Winning With Managed Service, Not Speed, For the Long-Term Win
The key for service provider prosperity in the years to come isn’t raw speed, but managed services that deliver great experiences to customers. With plenty of broadband competition expected in most markets, service providers can’t sit on their fiber laurels, but instead pursue value-added services that provide utility to customers and increase average revenue per user.
“Most of the growth in fiber in four years is going to be happening across all states, smaller cities, rural areas, and suburbs,” said Matt Collins, Executive Vice President of Commercial Operations and Chief Marketing Officer at Calix. “We have government initiatives, we have private money flowing in. We estimate the private funding flowing into [the fiber] market is as big or bigger than the government funding programs that have been announced, which is pretty astounding. If you serve a community where the density is more than 20 households per square mile, you’re probably going to have more than one fiber service provider in that market.”
Collins said many forward-thinking fiber providers are already looking at ways to differentiate against expected competition, with gigabit and multigigabit speeds unlikely to provide an edge over time.
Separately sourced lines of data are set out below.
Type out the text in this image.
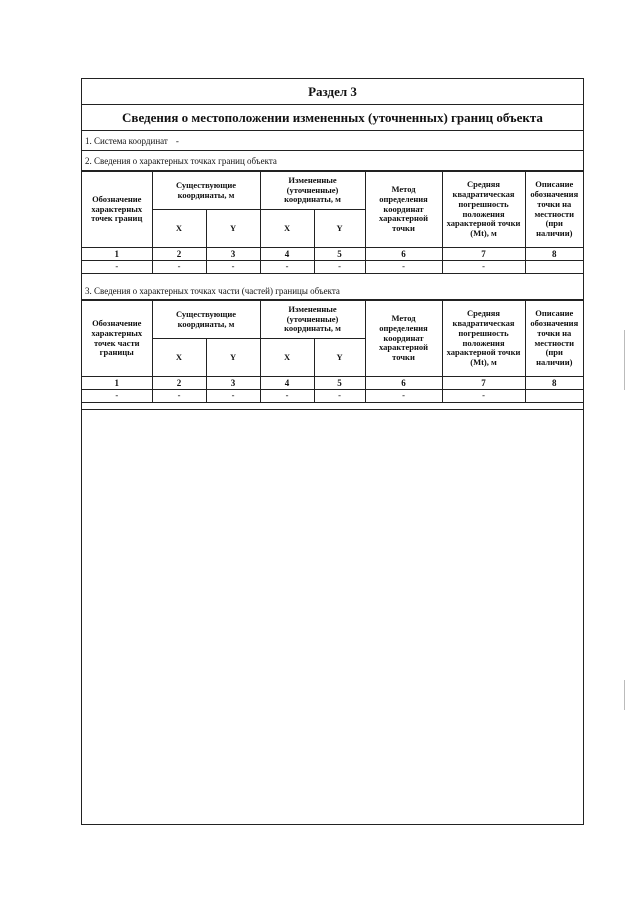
Раздел 3
Сведения о местоположении измененных (уточненных) границ объекта
1. Система координат -
2. Сведения о характерных точках границ объекта
Обозначение характерных точек границ	Существующие координаты, м		Измененные (уточненные) координаты, м		Метод определения координат характерной точки	Средняя квадратическая погрешность положения характерной точки (Mt), м	Описание обозначения точки на местности (при наличии)
	X	Y	X	Y			
1	2	3	4	5	6	7	8
-	-	-	-	-	-	-	
3. Сведения о характерных точках части (частей) границы объекта
Обозначение характерных точек части границы	Существующие координаты, м		Измененные (уточненные) координаты, м		Метод определения координат характерной точки	Средняя квадратическая погрешность положения характерной точки (Mt), м	Описание обозначения точки на местности (при наличии)
	X	Y	X	Y			
1	2	3	4	5	6	7	8
-	-	-	-	-	-	-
“Speed is the start,” Collins said. “You have to have an amazing network if you want to deliver a great experience, but 10 Gig is not a go-to-market strategy. It’s a great investment strategy for a long term business. Your go-to-market strategy has to be something other than the technical capabilities for the network.”
Experiences will be the name of the game, Collins said, with consumers not identifying themselves by the speed of the service they are getting, but as gamers needing low-latency, households that need robust synchronous bandwidth to support work from home, small businesses, and the like.
“Successful service providers are recognizing that this is how they have to present themselves,” Collins said. “That’s how they create a great connection that they can deliver on.”
The way to build and establish connections with the customers is with continuous innovation, providing services that the customer doesn’t know they need, but will pay for. “You have to find ways to surprise your customer on a regular basis with something that they may not even expect, but it delights them.”
More importantly, managed services provide the stickiness needed to keep customers and also contributes to higher average revenue per user. Managed network services purchased by customers tended to contribute to higher NPS scores for those customers, a leading indicator that they’re going to stick around instead of moving to a different service provider because of a simple price difference.